I do agree with Chris that Gedo Senki is a lovely movie. The artwork is superb, with very heavy saturation of color and light. And it seems to be more colorful - or at least less restrained - than typical Ghibli productions of the past. And it remains a beacon for defenders of classical hand-drawn animation. There really is nothing to compare this, or any Ghibli production, to in America. Hollywood has completely thrown its weight behind 3D computer animation.
We have to remember that Ghibli is a studio full of skilled artists. The famous directors get so much of the credit, but these are obviously not the creations of one man. Many of Ghibli's great artists have been working for the studio since its founding, and many others - I'm thinking of the great Michiyo Yasuda, head of the Color and Ink Dept, whose career spans back to the glory days at Toei Animation.
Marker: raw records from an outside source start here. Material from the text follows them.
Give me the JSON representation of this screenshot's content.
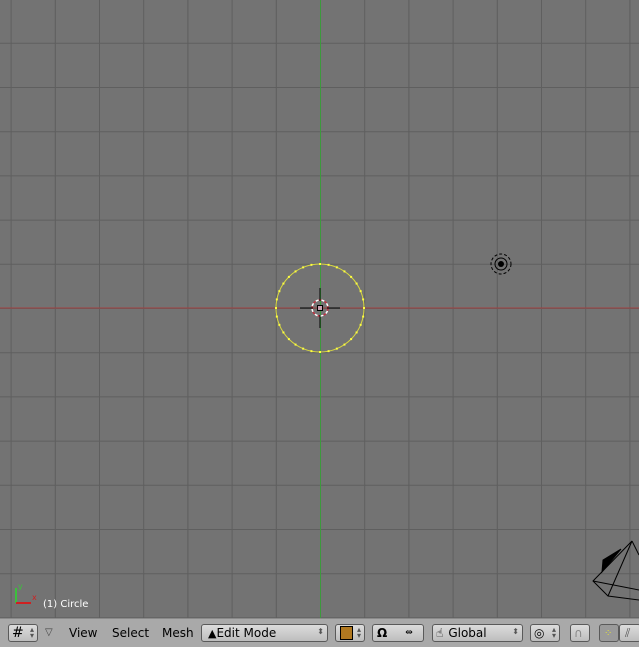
{
  "viewport": {
    "object_label": "(1) Circle",
    "axis_labels": {
      "x": "x",
      "y": "y"
    },
    "colors": {
      "background": "#737373",
      "grid": "#5f5f5f",
      "x_axis": "#a04040",
      "y_axis": "#3c9a3c",
      "selected_vertices": "#ffff40"
    }
  },
  "toolbar": {
    "editor_type_icon": "grid-icon",
    "menus": [
      "View",
      "Select",
      "Mesh"
    ],
    "mode": "Edit Mode",
    "orientation": "Global",
    "icons": [
      "draw-type-icon",
      "pivot-icon",
      "layers-icon",
      "hand-manipulator-icon",
      "proportional-edit-icon",
      "snap-magnet-icon",
      "vertex-select-icon",
      "edge-select-icon"
    ]
  }
}
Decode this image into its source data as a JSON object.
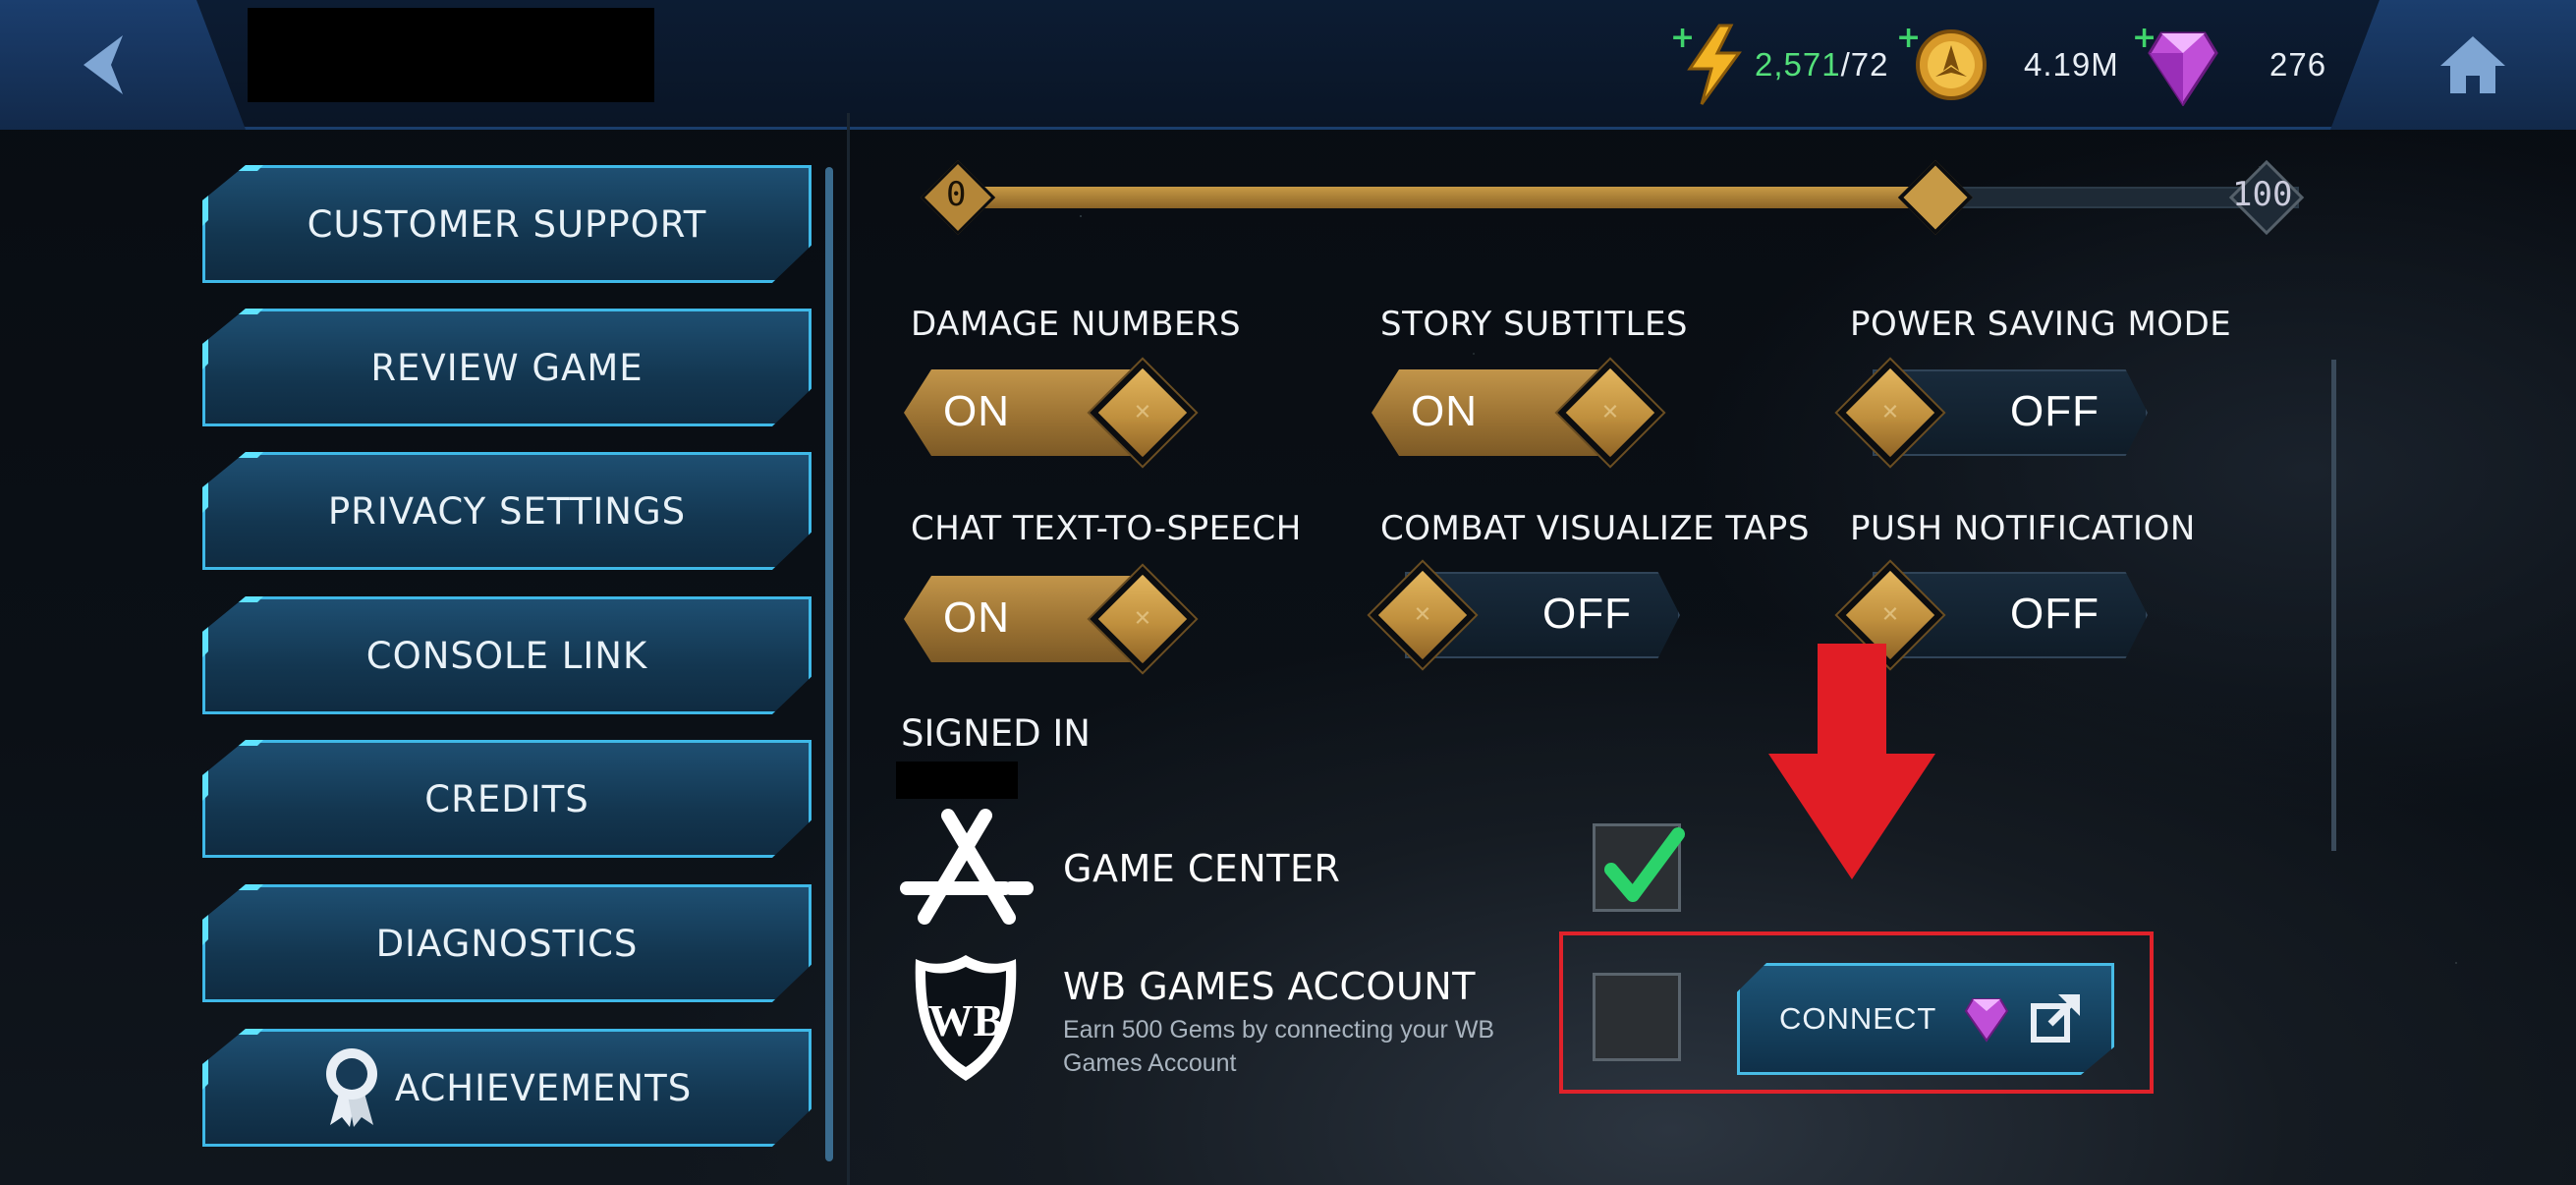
{
  "topbar": {
    "energy_current": "2,571",
    "energy_max": "/72",
    "coins": "4.19M",
    "gems": "276"
  },
  "menu": {
    "items": [
      {
        "label": "CUSTOMER SUPPORT"
      },
      {
        "label": "REVIEW GAME"
      },
      {
        "label": "PRIVACY SETTINGS"
      },
      {
        "label": "CONSOLE LINK"
      },
      {
        "label": "CREDITS"
      },
      {
        "label": "DIAGNOSTICS"
      },
      {
        "label": "ACHIEVEMENTS"
      }
    ]
  },
  "slider": {
    "min_label": "0",
    "max_label": "100",
    "value_fraction": 0.73
  },
  "settings": [
    {
      "label": "DAMAGE NUMBERS",
      "state": "ON"
    },
    {
      "label": "STORY SUBTITLES",
      "state": "ON"
    },
    {
      "label": "POWER SAVING MODE",
      "state": "OFF"
    },
    {
      "label": "CHAT TEXT-TO-SPEECH",
      "state": "ON"
    },
    {
      "label": "COMBAT VISUALIZE TAPS",
      "state": "OFF"
    },
    {
      "label": "PUSH NOTIFICATION",
      "state": "OFF"
    }
  ],
  "signed_in": {
    "title": "SIGNED IN",
    "accounts": [
      {
        "name": "GAME CENTER",
        "checked": true
      },
      {
        "name": "WB GAMES ACCOUNT",
        "subtitle": "Earn 500 Gems by connecting your WB Games Account",
        "checked": false
      }
    ],
    "connect_label": "CONNECT"
  },
  "colors": {
    "accent_blue": "#3fb9e8",
    "toggle_gold": "#c2954a",
    "highlight_red": "#e0222a",
    "check_green": "#2bd36a"
  }
}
You are always guaranteed to see something remarkable from these men and women.
I am not a reader of Ursula le Guinn's books, so I cannot comment on the movie's portrayal of the original work. I don't believe that a movie must be a copy of a book. Movies like this tend to feel somewhat lifeless and leave me feeling cynical. The Harry Potter franchise is a good example. The key word here is "adaptation." We are not seeing the original work, but an interpretation by the director, who infuses whatever new elements are deemed necessary.
It seemed to me that Hayao Miyazaki almost threw everything away from Howl's Moving Castle, beyond the description on the back of the paperback. Just the barest threads of the main characters, really. But he used that skeletal frame to tell his own story, weaving threads of his longstanding themes. I think the result is a spectacular film, even if it's somewhat insular (casual viewers are going to miss out).
So I don't think Goro Miyazaki should be judged solely on how his Tales From Earthsea matches up to the books. He needs to find his own voice. And, that, really, is where my problems and criticisms lie. But we'll get to that one of these days. Promise. I really, really mean it.